Agreed, but I wouldn’t count on everyone having their scripts unset all album-related tags. A lot of people simply don’t know how to do that, and don’t care to learn.
Bizarre as it sounds, I can actually envision someone wanting to just keep one file, but wanting the tags for that file to contain a list of all the albums on which the recording appears.
The few times I’ve had duplicate releases, I’ve run Picard over the collection, then used PowerShell to search for and delete the files that ended with (#).mp3. You can also use file explorer to search for *).mp3, but that’s a little slow and you have to be careful not to delete the songs with parenthesis as part of the titles.
What i was thinking. Suppose we have a track lean_on saved multiple time in a folder with different names.
We can remove those unnecessary files…
IMO it is better to work on new metadata MBIDs downloaded from MB rather than existing tags - because files may not yet be tagged.
Another idea for identifying duplicates - Acoustid!!
Whatever the solution is we should try to make it fit several use cases.
This feels to me like a plugin waiting to be written - with some options:
a. Use track / recording MBIDs / AcoustIDs for dedup.
b. Merge album data from all files into file being kept - which probably implies that we need a function that avoids this data being lost if you update the tags.
c.
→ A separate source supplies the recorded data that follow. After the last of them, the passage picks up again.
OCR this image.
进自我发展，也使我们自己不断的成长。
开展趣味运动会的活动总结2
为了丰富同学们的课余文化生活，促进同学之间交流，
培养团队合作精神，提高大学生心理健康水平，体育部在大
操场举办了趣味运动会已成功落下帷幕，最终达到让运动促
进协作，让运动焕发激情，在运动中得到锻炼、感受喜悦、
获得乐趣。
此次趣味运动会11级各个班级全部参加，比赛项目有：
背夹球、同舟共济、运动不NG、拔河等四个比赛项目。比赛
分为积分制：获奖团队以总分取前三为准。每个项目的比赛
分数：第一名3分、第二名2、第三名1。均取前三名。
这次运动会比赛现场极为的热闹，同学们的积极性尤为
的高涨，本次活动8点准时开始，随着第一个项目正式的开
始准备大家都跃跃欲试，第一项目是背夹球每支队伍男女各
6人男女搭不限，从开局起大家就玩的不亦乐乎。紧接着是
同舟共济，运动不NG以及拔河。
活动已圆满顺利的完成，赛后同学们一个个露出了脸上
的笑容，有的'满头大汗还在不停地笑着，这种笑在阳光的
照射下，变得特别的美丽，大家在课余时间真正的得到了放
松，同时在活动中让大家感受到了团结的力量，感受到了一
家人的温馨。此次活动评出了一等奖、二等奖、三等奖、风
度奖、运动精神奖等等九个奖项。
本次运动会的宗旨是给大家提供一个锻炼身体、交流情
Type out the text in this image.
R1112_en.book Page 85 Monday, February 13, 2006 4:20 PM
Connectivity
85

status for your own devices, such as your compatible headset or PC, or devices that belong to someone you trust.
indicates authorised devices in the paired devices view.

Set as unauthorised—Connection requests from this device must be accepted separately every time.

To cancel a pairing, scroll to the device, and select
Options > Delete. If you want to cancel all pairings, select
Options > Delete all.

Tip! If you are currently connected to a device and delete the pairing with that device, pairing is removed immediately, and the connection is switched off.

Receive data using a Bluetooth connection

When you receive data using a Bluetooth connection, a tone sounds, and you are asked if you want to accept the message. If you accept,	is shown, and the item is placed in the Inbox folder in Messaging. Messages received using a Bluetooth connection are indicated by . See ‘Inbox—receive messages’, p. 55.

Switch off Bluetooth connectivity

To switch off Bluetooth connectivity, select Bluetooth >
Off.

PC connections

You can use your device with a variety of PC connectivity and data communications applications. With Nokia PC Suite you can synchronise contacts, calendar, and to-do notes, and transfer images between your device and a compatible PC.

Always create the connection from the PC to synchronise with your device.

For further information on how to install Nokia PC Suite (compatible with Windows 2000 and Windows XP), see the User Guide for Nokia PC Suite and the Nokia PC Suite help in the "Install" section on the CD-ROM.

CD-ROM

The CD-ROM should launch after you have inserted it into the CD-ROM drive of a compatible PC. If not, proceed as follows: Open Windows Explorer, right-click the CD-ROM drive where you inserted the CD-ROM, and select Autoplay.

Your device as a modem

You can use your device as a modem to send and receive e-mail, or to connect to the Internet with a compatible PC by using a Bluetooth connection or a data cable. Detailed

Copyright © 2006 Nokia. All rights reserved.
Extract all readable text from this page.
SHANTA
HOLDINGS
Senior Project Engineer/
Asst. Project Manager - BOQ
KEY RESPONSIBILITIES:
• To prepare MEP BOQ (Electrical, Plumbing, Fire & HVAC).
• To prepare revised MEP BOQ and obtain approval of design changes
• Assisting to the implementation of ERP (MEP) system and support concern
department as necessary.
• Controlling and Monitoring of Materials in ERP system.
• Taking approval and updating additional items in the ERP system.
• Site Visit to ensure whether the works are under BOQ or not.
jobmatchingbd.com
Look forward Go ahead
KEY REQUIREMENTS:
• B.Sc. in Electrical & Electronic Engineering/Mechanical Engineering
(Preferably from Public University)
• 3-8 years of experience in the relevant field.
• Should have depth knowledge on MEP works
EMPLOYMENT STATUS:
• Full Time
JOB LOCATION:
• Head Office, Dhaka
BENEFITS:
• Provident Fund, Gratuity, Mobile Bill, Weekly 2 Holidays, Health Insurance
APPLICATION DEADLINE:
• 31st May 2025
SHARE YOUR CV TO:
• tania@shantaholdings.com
Options for deciding which file to keep - largest, smallest, newest, oldest …
Is there an automated way to dedupe in picard?
I use DuplicateFilesDeleter. It is really friendly and helpful.
Not sure if this is still being discussed but one option to consider is having Picard do some type of checksum/hash to compare files. This will find files that are virtually identical, so this would be a good default option to enable (if this functionality is ever added). You could then add other options to compare the bitrate, MBID, AccoustID, etc. for when the hashes don’t match.
Now, the checksum should be done without any metadata/tags as those could cause the checksum to be different but I think Picard should be able to do that, since it already has an option to clear existing tags from files. So the duplicate check process could occur after this step and before the new tags are applied.
Windows even has a built-in utility to generate checksums that Picard might be able to hook into:
Or maybe use a tool like Hash My Files from Nirsoft to do it on multiple files/folders.
For a similar discussion see:
Another alternative not so far mentioned is that SongKong does Duplicate deletion based on Acoustids/MusicBrainz Ids, it can find duplicates for the following scenarios:
Same song (Duplicate Recording Id)
Sounds the same (Duplicate Acoustid)
Sounds the same and same song (Duplicate Recording Id, Acoustid)
Same Release, same version (Duplicate TrackId)
Same Release, same version, sounds the same (Duplicate TrackId, AcousId)
Same Release, any version (Duplicate RecordingId, ReleaseGroupId)
Same Release, any version, sounds the same (Duplicate RecordingId, ReleaseGroupId, AcoustId)
You can also configure which duplicate to keep based on audioformat, bitrate, fileCreationDate etc and whether to actually delete or just move the duplicates.